The Best (and Worst) Jokes About Your Dad 👋

Celebrate the classic dad moments with our collection of jokes about your dad! These jokes poke fun at all the funny, quirky, and relatable things dads do. Whether you’re joking about their dad habits or their go-to one-liners, our jokes about your dad are perfect for sharing with friends or family. Explore the funniest dad-centric humor that highlights all the lovable (and sometimes embarrassing) sides of fatherhood!

What is the difference between a tire and 365 condoms? One is a good year, the other is a great year.

For my first cake day I want to share a joke my dad told me when I was probably too young to really understand it. How does an elephant hide in the jungle? Climbs to the top of a cherry tree and paints his balls red. What’s the loudest sound in the jungle? Giraffes eating cherries! (Apologies if you’ve heard it before fellow Redditors! Maybe by next cake day I’ll get better material)

What do you call a Frenchman in sandals? Philippe Philoppe.

After dinner my wife asked if I could clear the table. I needed a running start, but I made it.

What’s brown and sticky? A stick.

Why did the orange stop halfway across the road? It ran out of juice.

Why did the picture go to jail? He was framed.

I built a model of Mount Everest and my son asked, “Is it to scale?” I replied, “No… It’s to look at”

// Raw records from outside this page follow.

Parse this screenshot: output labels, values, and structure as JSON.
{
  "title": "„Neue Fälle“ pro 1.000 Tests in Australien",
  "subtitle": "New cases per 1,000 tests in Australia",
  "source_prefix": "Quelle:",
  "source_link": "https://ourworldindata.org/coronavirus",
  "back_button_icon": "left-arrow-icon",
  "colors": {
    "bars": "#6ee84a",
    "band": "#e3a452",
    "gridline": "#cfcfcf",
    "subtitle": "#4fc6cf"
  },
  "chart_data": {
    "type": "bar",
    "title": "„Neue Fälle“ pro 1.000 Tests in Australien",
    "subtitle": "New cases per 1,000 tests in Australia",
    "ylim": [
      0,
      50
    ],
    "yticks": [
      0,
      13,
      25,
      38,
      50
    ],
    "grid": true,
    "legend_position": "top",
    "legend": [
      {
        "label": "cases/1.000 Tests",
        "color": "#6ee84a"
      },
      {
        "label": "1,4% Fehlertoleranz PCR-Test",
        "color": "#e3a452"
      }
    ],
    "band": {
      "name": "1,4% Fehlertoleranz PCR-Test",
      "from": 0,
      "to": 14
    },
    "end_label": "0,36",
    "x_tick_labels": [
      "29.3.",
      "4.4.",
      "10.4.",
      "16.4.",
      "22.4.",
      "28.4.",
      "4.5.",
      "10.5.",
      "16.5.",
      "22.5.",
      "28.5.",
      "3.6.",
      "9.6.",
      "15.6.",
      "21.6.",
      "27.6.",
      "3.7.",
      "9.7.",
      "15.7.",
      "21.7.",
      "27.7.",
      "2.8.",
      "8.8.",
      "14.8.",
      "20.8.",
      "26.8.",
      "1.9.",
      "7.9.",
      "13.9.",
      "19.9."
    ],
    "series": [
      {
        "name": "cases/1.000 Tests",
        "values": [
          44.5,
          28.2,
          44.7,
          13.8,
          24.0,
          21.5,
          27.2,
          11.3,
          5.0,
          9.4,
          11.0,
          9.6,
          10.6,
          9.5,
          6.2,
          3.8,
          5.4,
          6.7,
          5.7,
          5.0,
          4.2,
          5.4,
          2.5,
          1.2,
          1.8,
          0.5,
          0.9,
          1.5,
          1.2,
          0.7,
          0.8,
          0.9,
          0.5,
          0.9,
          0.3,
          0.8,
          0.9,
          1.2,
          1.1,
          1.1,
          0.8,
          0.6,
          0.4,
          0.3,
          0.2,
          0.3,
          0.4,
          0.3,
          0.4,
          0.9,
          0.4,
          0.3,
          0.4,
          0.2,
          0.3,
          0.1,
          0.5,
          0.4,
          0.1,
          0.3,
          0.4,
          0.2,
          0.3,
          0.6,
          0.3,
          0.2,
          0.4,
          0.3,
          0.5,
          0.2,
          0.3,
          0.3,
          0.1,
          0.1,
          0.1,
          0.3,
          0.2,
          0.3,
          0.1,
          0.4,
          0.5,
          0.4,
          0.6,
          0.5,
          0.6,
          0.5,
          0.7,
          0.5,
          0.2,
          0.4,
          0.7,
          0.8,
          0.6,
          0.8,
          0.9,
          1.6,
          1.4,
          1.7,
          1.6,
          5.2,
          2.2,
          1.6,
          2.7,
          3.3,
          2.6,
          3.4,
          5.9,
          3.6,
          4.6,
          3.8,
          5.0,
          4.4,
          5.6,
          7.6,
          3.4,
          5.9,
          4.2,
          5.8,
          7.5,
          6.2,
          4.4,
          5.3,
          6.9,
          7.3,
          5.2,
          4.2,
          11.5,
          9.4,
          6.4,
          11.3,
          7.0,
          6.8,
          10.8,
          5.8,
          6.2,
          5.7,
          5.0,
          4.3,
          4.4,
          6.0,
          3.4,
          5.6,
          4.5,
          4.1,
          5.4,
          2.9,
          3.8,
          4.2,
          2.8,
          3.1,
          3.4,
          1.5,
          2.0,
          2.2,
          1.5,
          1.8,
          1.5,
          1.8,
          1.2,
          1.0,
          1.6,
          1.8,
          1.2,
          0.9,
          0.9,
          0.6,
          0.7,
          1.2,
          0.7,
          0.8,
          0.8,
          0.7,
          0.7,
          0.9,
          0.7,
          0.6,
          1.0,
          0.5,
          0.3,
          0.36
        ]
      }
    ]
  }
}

If only mosquito nets were handed out in Africa. Each year we could save millions of mosquitoes dying needlessly of AIDS

Man was reading his wife's suicide note Then he thought he could be a wonderful writer

I asked my dog what's two minus two. He said nothing.'

My wife gave birth three times and still fits in her prom dress from high school. I gave birth zero times and I don’t fit in my pants from March.

What kind of shoes does a lazy person wear? Loafers.

I talk to myself because sometimes I just need expert advice.

My wife told me that I twist everything she says to my advantage. I take that as a compliment.